Are Washington drivers so polite that it causes traffic issues? That’s the question tackled by a recent poll by Pemco Insurance, examining whether drivers have a solid understanding of the laws governing four-way stops.
“We’ve all been at four-way stops when everyone seems to want everyone else to go first, leading to the awkward go-no-you-go situation,” said Jon Osterberg, Pemco spokesman. “What the poll showed is that the vast majority of Washington drivers have a solid understanding of the law, which makes us wonder what other factors lead to this behavior.”
According to the Revised Code of Washington driving laws, when two cars approach or enter an intersection at approximately the same time, the vehicle on the left must yield to the vehicle on the right, a law that 89 percent of Washington drivers correctly identified in the poll.
The survey noted there is little confusion among drivers of all ages about who has the legal right-of-way at intersections. However, results indicated that drivers 55 and older are more familiar with the law than their younger counterparts — 96 percent of older drivers correctly identified the vehicle on the right as having the right-of-way, while 84 percent of those younger than 35 offered the correct response.
Additional poll results show that drivers are savvy to other common intersection foibles, but are less sure when it comes to the laws that govern these situations. Specifically, about two-thirds (65 percent) of drivers of all ages understand that it’s legal to turn right if the car directly across from you is passing straight through the intersection.
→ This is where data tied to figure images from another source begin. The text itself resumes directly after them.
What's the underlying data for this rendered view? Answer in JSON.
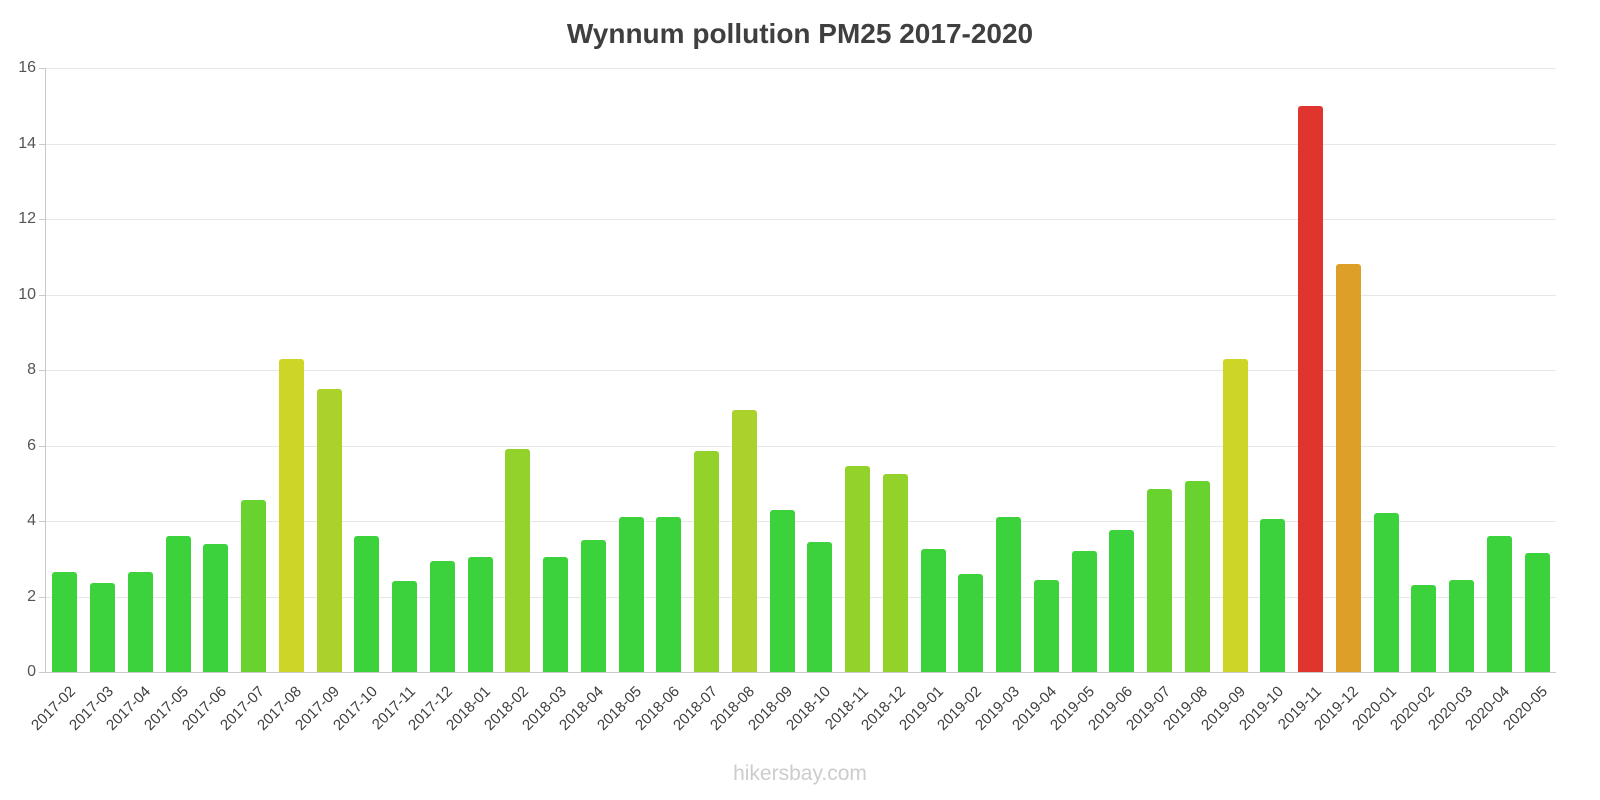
{
  "chart_data": {
    "type": "bar",
    "title": "Wynnum pollution PM25 2017-2020",
    "xlabel": "",
    "ylabel": "",
    "ylim": [
      0,
      16
    ],
    "yticks": [
      0,
      2,
      4,
      6,
      8,
      10,
      12,
      14,
      16
    ],
    "grid": true,
    "legend": "none",
    "categories": [
      "2017-02",
      "2017-03",
      "2017-04",
      "2017-05",
      "2017-06",
      "2017-07",
      "2017-08",
      "2017-09",
      "2017-10",
      "2017-11",
      "2017-12",
      "2018-01",
      "2018-02",
      "2018-03",
      "2018-04",
      "2018-05",
      "2018-06",
      "2018-07",
      "2018-08",
      "2018-09",
      "2018-10",
      "2018-11",
      "2018-12",
      "2019-01",
      "2019-02",
      "2019-03",
      "2019-04",
      "2019-05",
      "2019-06",
      "2019-07",
      "2019-08",
      "2019-09",
      "2019-10",
      "2019-11",
      "2019-12",
      "2020-01",
      "2020-02",
      "2020-03",
      "2020-04",
      "2020-05"
    ],
    "values": [
      2.65,
      2.35,
      2.65,
      3.6,
      3.4,
      4.55,
      8.3,
      7.5,
      3.6,
      2.4,
      2.95,
      3.05,
      5.9,
      3.05,
      3.5,
      4.1,
      4.1,
      5.85,
      6.95,
      4.3,
      3.45,
      5.45,
      5.25,
      3.25,
      2.6,
      4.1,
      2.45,
      3.2,
      3.75,
      4.85,
      5.05,
      8.3,
      4.05,
      15,
      10.8,
      4.2,
      2.3,
      2.45,
      3.6,
      3.15
    ],
    "colors": [
      "#3cd23c",
      "#3cd23c",
      "#3cd23c",
      "#3cd23c",
      "#3cd23c",
      "#68d22e",
      "#cdd626",
      "#abd22a",
      "#3cd23c",
      "#3cd23c",
      "#3cd23c",
      "#3cd23c",
      "#93d22a",
      "#3cd23c",
      "#3cd23c",
      "#3cd23c",
      "#3cd23c",
      "#93d22a",
      "#abd22a",
      "#3cd23c",
      "#3cd23c",
      "#93d22a",
      "#93d22a",
      "#3cd23c",
      "#3cd23c",
      "#3cd23c",
      "#3cd23c",
      "#3cd23c",
      "#3cd23c",
      "#68d22e",
      "#68d22e",
      "#cdd626",
      "#3cd23c",
      "#e0352f",
      "#de9f28",
      "#3cd23c",
      "#3cd23c",
      "#3cd23c",
      "#3cd23c",
      "#3cd23c"
    ]
  },
  "palette": {
    "green": "#3cd23c",
    "light_green": "#68d22e",
    "yellow_green": "#93d22a",
    "olive_green": "#abd22a",
    "yellow": "#cdd626",
    "orange": "#de9f28",
    "red": "#e0352f",
    "gridline": "#e7e7e7",
    "axis": "#c9c9c9",
    "title_text": "#3f3f3f",
    "tick_text": "#555555",
    "watermark_text": "#cccccc"
  },
  "footer": {
    "text": "hikersbay.com"
  }
}
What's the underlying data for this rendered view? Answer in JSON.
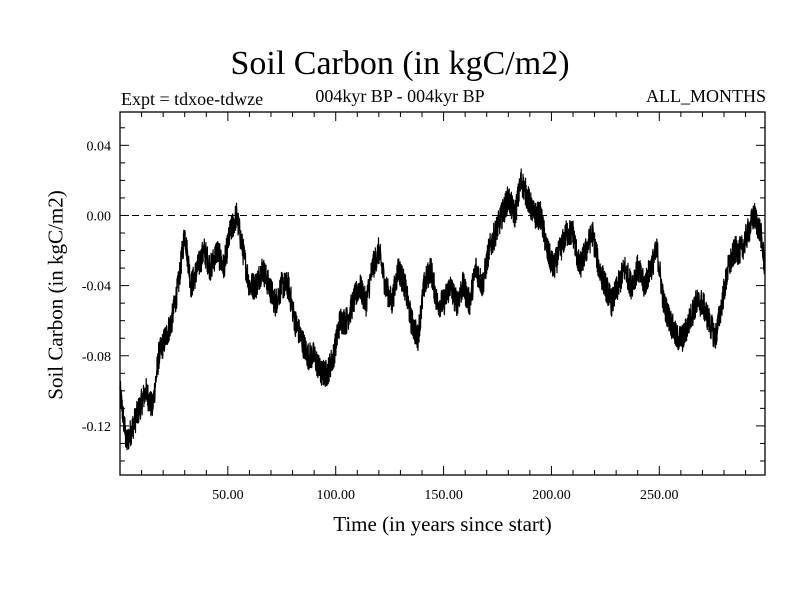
{
  "chart_data": {
    "type": "line",
    "title": "Soil Carbon (in kgC/m2)",
    "subtitle_left": "Expt = tdxoe-tdwze",
    "subtitle_center": "004kyr BP - 004kyr BP",
    "subtitle_right": "ALL_MONTHS",
    "xlabel": "Time (in years since start)",
    "ylabel": "Soil Carbon (in kgC/m2)",
    "xlim": [
      0,
      299
    ],
    "ylim": [
      -0.148,
      0.059
    ],
    "xticks": [
      50,
      100,
      150,
      200,
      250
    ],
    "xtick_labels": [
      "50.00",
      "100.00",
      "150.00",
      "200.00",
      "250.00"
    ],
    "yticks": [
      0.04,
      0.0,
      -0.04,
      -0.08,
      -0.12
    ],
    "ytick_labels": [
      "0.04",
      "0.00",
      "-0.04",
      "-0.08",
      "-0.12"
    ],
    "reference_line": {
      "y": 0.0,
      "style": "dashed"
    },
    "grid": false,
    "series": [
      {
        "color": "#000000",
        "x": [
          0,
          3,
          6,
          9,
          12,
          15,
          18,
          21,
          24,
          27,
          30,
          33,
          36,
          39,
          42,
          45,
          48,
          51,
          54,
          57,
          60,
          63,
          66,
          69,
          72,
          75,
          78,
          81,
          84,
          87,
          90,
          93,
          96,
          99,
          102,
          105,
          108,
          111,
          114,
          117,
          120,
          123,
          126,
          129,
          132,
          135,
          138,
          141,
          144,
          147,
          150,
          153,
          156,
          159,
          162,
          165,
          168,
          171,
          174,
          177,
          180,
          183,
          186,
          189,
          192,
          195,
          198,
          201,
          204,
          207,
          210,
          213,
          216,
          219,
          222,
          225,
          228,
          231,
          234,
          237,
          240,
          243,
          246,
          249,
          252,
          255,
          258,
          261,
          264,
          267,
          270,
          273,
          276,
          279,
          282,
          285,
          288,
          291,
          294,
          297,
          299
        ],
        "y": [
          -0.1,
          -0.13,
          -0.12,
          -0.11,
          -0.1,
          -0.11,
          -0.08,
          -0.07,
          -0.06,
          -0.04,
          -0.01,
          -0.04,
          -0.03,
          -0.02,
          -0.03,
          -0.02,
          -0.03,
          -0.01,
          0.0,
          -0.02,
          -0.04,
          -0.04,
          -0.03,
          -0.04,
          -0.05,
          -0.04,
          -0.04,
          -0.06,
          -0.07,
          -0.08,
          -0.08,
          -0.09,
          -0.09,
          -0.08,
          -0.06,
          -0.06,
          -0.05,
          -0.04,
          -0.05,
          -0.03,
          -0.02,
          -0.04,
          -0.05,
          -0.03,
          -0.04,
          -0.06,
          -0.07,
          -0.04,
          -0.03,
          -0.05,
          -0.05,
          -0.04,
          -0.05,
          -0.04,
          -0.05,
          -0.03,
          -0.04,
          -0.02,
          -0.01,
          0.0,
          0.01,
          0.0,
          0.02,
          0.01,
          0.0,
          0.0,
          -0.02,
          -0.03,
          -0.02,
          -0.01,
          -0.01,
          -0.03,
          -0.02,
          -0.01,
          -0.03,
          -0.04,
          -0.05,
          -0.04,
          -0.03,
          -0.04,
          -0.03,
          -0.04,
          -0.03,
          -0.02,
          -0.05,
          -0.06,
          -0.07,
          -0.07,
          -0.06,
          -0.05,
          -0.05,
          -0.06,
          -0.07,
          -0.05,
          -0.03,
          -0.02,
          -0.02,
          -0.01,
          0.0,
          -0.01,
          -0.03
        ],
        "noise_amplitude": 0.008
      }
    ]
  }
}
About three out of four people (76 percent) know that when drivers approach a roundabout intersection, they must travel all the way around the circle if they’re making a left turn, the poll revealed.
Pemco Insurance commissioned the independent survey that asked drivers in Washington state several questions about driving habits and attitudes toward current Northwest issues. The sample size, 602 respondents, yielded an accuracy of +/- 4 percent at the 95 percent confidence level.